Mittwoch, 8. Juli 2020 • 17 Uhr • Neue Kirche

logo-rund.jpgDas Jahresmotto, das der Ortskirchenrat Neue Kirche für 2020 festgelegt hatte, lautet:
„Umwelt wahrnehmen - Emden summt!“. Daher ist die Freude groß, dass es gelungen ist, die Ausstellung
„ZART, WILD UND UNERSETZLICH - Von Blütenbestäubern und Honigsammlerinnen“
nach Emden zu holen.

Wir laden Sie zur Ausstellungseröffnung in die Neue Kirche ein mit einem Vortrag von
Stefan Rölling und Habbo Wildeboer, Naturschutzbeauftragte der Stadt Emden.

Wir freuen uns, Sie in der Neuen Kirche begrüßen zu dürfen. Bitte denken Sie daran, Ihre Nase-Mund-Schutzmaske mitzubringen.

Herzlich willkommen in der Neuen Kirche in Emden!

Mitten im Emder Stadtteil Faldern, etwas abseits vom geschäftigen Treiben in den Einkaufsstraßen, liegt die Neue Kirche. Schon von weitem erblicken die Besucher den Turm, den eine farbige Haube krönt. Wenn sie sich der Kirche aus südlicher Richtung - von der Friedrich-Ebert-Straße her – nähern, wirkt der Bau monumental. Erst wenn sie um die Kirche herum gehen, können sie die eigenwillige Form erkennen: Ein schlichtes Gebäude auf einem T-förmigen Grundriss. Die drei Arme, über denen sich imposante Giebel erheben, weisen gen Norden, Westen und Osten. Parallel zur Brückstraße erstreckt sich die lange Südfront. Sie trägt ebenfalls einen Giebel mit ausgearbeitetem Rosettenfenster.

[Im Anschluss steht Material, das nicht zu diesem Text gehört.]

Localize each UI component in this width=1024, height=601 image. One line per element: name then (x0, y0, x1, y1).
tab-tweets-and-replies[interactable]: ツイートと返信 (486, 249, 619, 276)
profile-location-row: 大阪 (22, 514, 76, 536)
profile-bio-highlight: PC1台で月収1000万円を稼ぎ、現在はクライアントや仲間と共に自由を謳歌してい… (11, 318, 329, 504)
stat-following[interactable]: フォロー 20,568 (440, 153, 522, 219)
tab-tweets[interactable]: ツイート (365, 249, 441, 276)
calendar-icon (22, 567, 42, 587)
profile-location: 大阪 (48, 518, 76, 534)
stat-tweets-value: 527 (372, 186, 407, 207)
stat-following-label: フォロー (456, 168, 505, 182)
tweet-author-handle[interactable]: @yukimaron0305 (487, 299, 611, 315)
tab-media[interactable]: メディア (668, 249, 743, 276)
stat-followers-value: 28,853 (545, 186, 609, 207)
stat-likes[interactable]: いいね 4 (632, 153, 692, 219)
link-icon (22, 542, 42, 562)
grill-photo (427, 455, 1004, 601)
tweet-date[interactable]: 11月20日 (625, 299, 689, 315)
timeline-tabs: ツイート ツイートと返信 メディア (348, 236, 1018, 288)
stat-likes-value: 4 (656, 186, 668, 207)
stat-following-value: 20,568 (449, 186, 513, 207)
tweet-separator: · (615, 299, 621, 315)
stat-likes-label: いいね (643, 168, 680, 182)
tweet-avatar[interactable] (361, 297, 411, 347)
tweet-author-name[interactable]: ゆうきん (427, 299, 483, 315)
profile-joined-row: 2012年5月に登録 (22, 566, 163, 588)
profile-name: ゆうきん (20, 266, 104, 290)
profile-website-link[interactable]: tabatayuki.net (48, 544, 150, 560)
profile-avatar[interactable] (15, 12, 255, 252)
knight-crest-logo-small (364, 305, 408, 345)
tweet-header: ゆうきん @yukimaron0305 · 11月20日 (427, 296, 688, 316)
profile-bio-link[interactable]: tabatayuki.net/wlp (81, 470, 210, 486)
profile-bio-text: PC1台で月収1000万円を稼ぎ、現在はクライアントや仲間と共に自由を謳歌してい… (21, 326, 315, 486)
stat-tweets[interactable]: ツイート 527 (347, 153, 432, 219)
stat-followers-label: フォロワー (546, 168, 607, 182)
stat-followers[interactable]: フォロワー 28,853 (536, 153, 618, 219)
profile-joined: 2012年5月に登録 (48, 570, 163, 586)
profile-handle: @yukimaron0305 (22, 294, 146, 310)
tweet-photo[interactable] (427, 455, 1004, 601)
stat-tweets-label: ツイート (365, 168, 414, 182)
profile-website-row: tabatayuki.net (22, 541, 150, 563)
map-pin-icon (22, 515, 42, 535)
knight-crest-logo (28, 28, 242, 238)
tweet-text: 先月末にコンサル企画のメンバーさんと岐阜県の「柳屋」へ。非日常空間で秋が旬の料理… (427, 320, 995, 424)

Die Neue Kirche ist die erste reformierte Predigtkirche in Norddeutschland. Sie ist gebaut in den Jahren 1643 bis 1648, Architekt war Martin Faber. Das zweite Gebot: "Du sollst Dir kein Bildnis machen... " ist im Raum konsequent umgesetzt worden.

Der grandiose Innenraum mit seiner hervorragenden Akustik ist lichtdurchflutet und das Gestühl ist ausgerichtet auf die Kanzel, die sich an der Südseite befindet.

Am 6. September 1944 wurde die Kirche bei einem Bombenangriff auf Emden zerstört, so dass nur die Außenwände stehen blieben.

Seit 1950 wird wieder in der aufgebauten - aber stark veränderten - Kirche Gottesdienst gefeiert.

Im Jahr 2013 ist die Neue Kirche nach einer fast 2 jährigen Umbaupause wieder eröffnet worden.